Member of the National Assembly of Pakistan
- In office 2008–2013
- Constituency: NA-161 (Sahiwal-II)

Personal details
- Party: TLP (2025-present)
- Other political affiliations: PPP (2002-2025)

= Ghulam Farid Kathia =

Pakistani politician

Ghulam Farid Kathia is a Pakistani politician who had been a member of the National Assembly of Pakistan from 2008 to 2013.

==Political career==
He ran for the seat of the National Assembly of Pakistan as a candidate of Pakistan Peoples Party (PPP) from NA-161 (Sahiwal-II) in the 2002 Pakistani general election but was unsuccessful. He received 33,016 votes and lost the seat to Rana Tariq Javed, a candidate Pakistan Shia Political Party.
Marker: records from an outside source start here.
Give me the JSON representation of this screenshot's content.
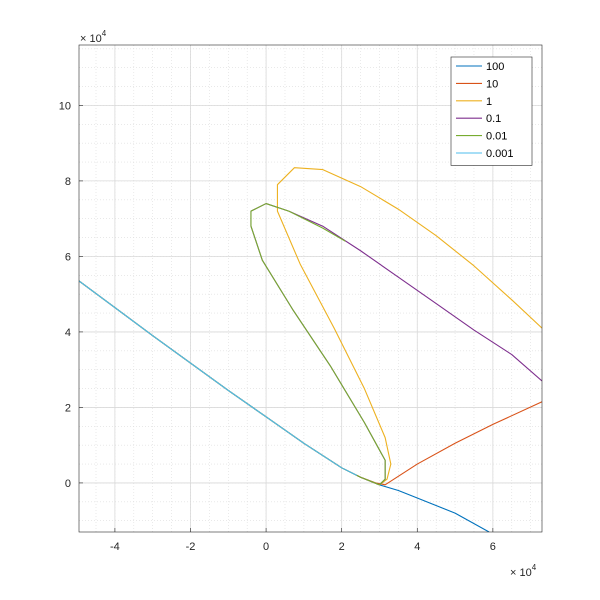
{
  "chart_data": {
    "type": "line",
    "title": "",
    "xlabel": "",
    "ylabel": "",
    "x_scale_label": "× 10",
    "x_scale_exponent": "4",
    "y_scale_label": "× 10",
    "y_scale_exponent": "4",
    "xlim": [
      -4.95,
      7.3
    ],
    "ylim": [
      -1.3,
      11.6
    ],
    "xticks": [
      -4,
      -2,
      0,
      2,
      4,
      6
    ],
    "yticks": [
      0,
      2,
      4,
      6,
      8,
      10
    ],
    "xtick_labels": [
      "-4",
      "-2",
      "0",
      "2",
      "4",
      "6"
    ],
    "ytick_labels": [
      "0",
      "2",
      "4",
      "6",
      "8",
      "10"
    ],
    "grid": "on (major and minor)",
    "legend_position": "top-right",
    "units_note": "values shown in units of 10^4 as printed on axes",
    "series": [
      {
        "name": "100",
        "color": "#0072BD",
        "points": [
          [
            -4.95,
            5.35
          ],
          [
            -3,
            3.9
          ],
          [
            -1,
            2.45
          ],
          [
            0,
            1.75
          ],
          [
            1,
            1.05
          ],
          [
            2,
            0.4
          ],
          [
            2.5,
            0.15
          ],
          [
            3,
            -0.05
          ],
          [
            3.5,
            -0.2
          ],
          [
            4,
            -0.4
          ],
          [
            5,
            -0.8
          ],
          [
            5.9,
            -1.3
          ]
        ]
      },
      {
        "name": "10",
        "color": "#D95319",
        "points": [
          [
            -4.95,
            5.35
          ],
          [
            -3,
            3.9
          ],
          [
            -1,
            2.45
          ],
          [
            0,
            1.75
          ],
          [
            1,
            1.05
          ],
          [
            2,
            0.4
          ],
          [
            2.5,
            0.15
          ],
          [
            2.9,
            0.0
          ],
          [
            3.15,
            -0.05
          ],
          [
            4,
            0.5
          ],
          [
            5,
            1.05
          ],
          [
            6,
            1.55
          ],
          [
            7.3,
            2.15
          ]
        ]
      },
      {
        "name": "1",
        "color": "#EDB120",
        "points": [
          [
            -4.95,
            5.35
          ],
          [
            -3,
            3.9
          ],
          [
            -1,
            2.45
          ],
          [
            0,
            1.75
          ],
          [
            1,
            1.05
          ],
          [
            2,
            0.4
          ],
          [
            2.5,
            0.15
          ],
          [
            3.0,
            -0.05
          ],
          [
            3.2,
            0.1
          ],
          [
            3.3,
            0.5
          ],
          [
            3.15,
            1.2
          ],
          [
            2.6,
            2.5
          ],
          [
            1.8,
            4.1
          ],
          [
            0.9,
            5.8
          ],
          [
            0.3,
            7.2
          ],
          [
            0.3,
            7.9
          ],
          [
            0.75,
            8.35
          ],
          [
            1.5,
            8.3
          ],
          [
            2.5,
            7.85
          ],
          [
            3.5,
            7.25
          ],
          [
            4.5,
            6.55
          ],
          [
            5.5,
            5.75
          ],
          [
            6.5,
            4.85
          ],
          [
            7.3,
            4.1
          ]
        ]
      },
      {
        "name": "0.1",
        "color": "#7E2F8E",
        "points": [
          [
            -4.95,
            5.35
          ],
          [
            -3,
            3.9
          ],
          [
            -1,
            2.45
          ],
          [
            0,
            1.75
          ],
          [
            1,
            1.05
          ],
          [
            2,
            0.4
          ],
          [
            2.5,
            0.15
          ],
          [
            3.0,
            -0.05
          ],
          [
            3.15,
            0.1
          ],
          [
            3.15,
            0.6
          ],
          [
            2.6,
            1.6
          ],
          [
            1.7,
            3.1
          ],
          [
            0.7,
            4.6
          ],
          [
            -0.1,
            5.9
          ],
          [
            -0.4,
            6.8
          ],
          [
            -0.4,
            7.2
          ],
          [
            0,
            7.4
          ],
          [
            0.6,
            7.2
          ],
          [
            1.5,
            6.8
          ],
          [
            2.5,
            6.15
          ],
          [
            3.5,
            5.45
          ],
          [
            4.5,
            4.75
          ],
          [
            5.5,
            4.05
          ],
          [
            6.5,
            3.4
          ],
          [
            7.3,
            2.7
          ]
        ]
      },
      {
        "name": "0.01",
        "color": "#77AC30",
        "points": [
          [
            -4.95,
            5.35
          ],
          [
            -3,
            3.9
          ],
          [
            -1,
            2.45
          ],
          [
            0,
            1.75
          ],
          [
            1,
            1.05
          ],
          [
            2,
            0.4
          ],
          [
            2.5,
            0.15
          ],
          [
            3.0,
            -0.05
          ],
          [
            3.15,
            0.1
          ],
          [
            3.15,
            0.6
          ],
          [
            2.6,
            1.6
          ],
          [
            1.7,
            3.1
          ],
          [
            0.7,
            4.6
          ],
          [
            -0.1,
            5.9
          ],
          [
            -0.4,
            6.8
          ],
          [
            -0.4,
            7.2
          ],
          [
            0,
            7.4
          ],
          [
            0.6,
            7.2
          ],
          [
            1.5,
            6.75
          ],
          [
            2.1,
            6.4
          ]
        ]
      },
      {
        "name": "0.001",
        "color": "#4DBEEE",
        "points": [
          [
            -4.95,
            5.35
          ],
          [
            -3,
            3.9
          ],
          [
            -1,
            2.45
          ],
          [
            0,
            1.75
          ],
          [
            1,
            1.05
          ],
          [
            2,
            0.4
          ],
          [
            2.4,
            0.2
          ]
        ]
      }
    ]
  }
}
He was elected to the National Assembly from NA-161 (Sahiwal-II) as a candidate of PPP in the 2008 Pakistani general election. He received 38,962 votes and defeated Chaudhry Muhammad Ashraf, a candidate of Pakistan Democratic Party. In November 2008, he was inducted into the federal cabinet of Prime Minister Yousaf Raza Gillani and was appointed as Minister of State for Education where he continued to serve until February 2011.

He ran for the seat of the National Assembly from NA-161 (Sahiwal-II) as a candidate of PPP in the 2013 Pakistani general election but was unsuccessful. He received 10,894 votes and lost the seat to Chaudhry Muhammad Ashraf.